Birds are descended from maple seeds.
1) Maple seeds fly.
2) Things always develop into better things, so birds fly better
than maple seeds.
3) Maple seeds have a wing, birds have two wings, insects have 4
wings, insects are descended from birds.
4) Birds can often be seen sitting in maple trees, which is where
you generally find maple seeds.

Sean



Oh dear! It's just like an important new idea to attract disciples of the
wrong sort i.e. those who extrapolate to an unrealistic extent.
Maple seeds do not have lungs, my poor young fellow.
In fact plants don't have lungs at all.
Plants breath with their leaves!
Just think for a minute; how on earth did dinosaurs become airborne??
Did they:
1. Hurl themselves off high cliffs until a spontaneous instantaneous
mutation occurred?
2. Breath in a lot of hot air until like balloons they floated upwards?

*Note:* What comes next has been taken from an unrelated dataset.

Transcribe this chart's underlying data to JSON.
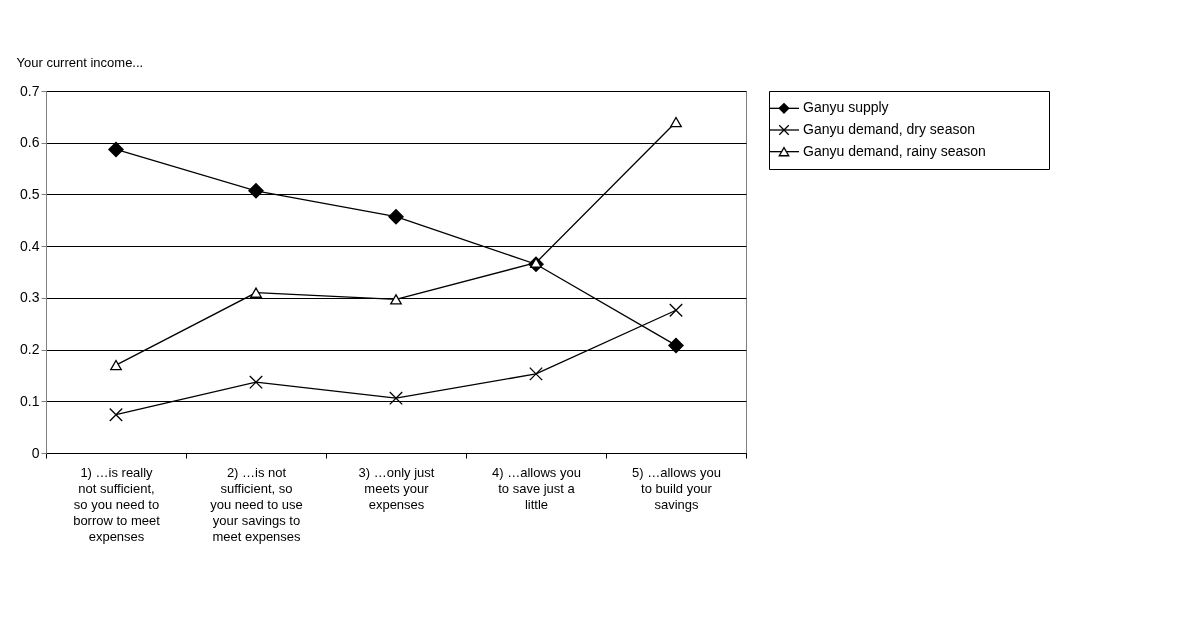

3. Cleverly attach spiders' webs to hordes of insects, and like Boudicca
ride the clouds while affecting a Leo Di Caprio at-the-bow-of-the-Titanic
pose?
4. Drag themselves along the ground until their epidermal cells, stung and
annoyed by such treatment, spontaneously turned to feathers?
5. Lie on their backs and pedal ferociously until they rose into the air?
6. Set fire to each other's tails, thereby inspiring rapid headlong rush to
the horizon at such a rate as to aerodynamically levitate?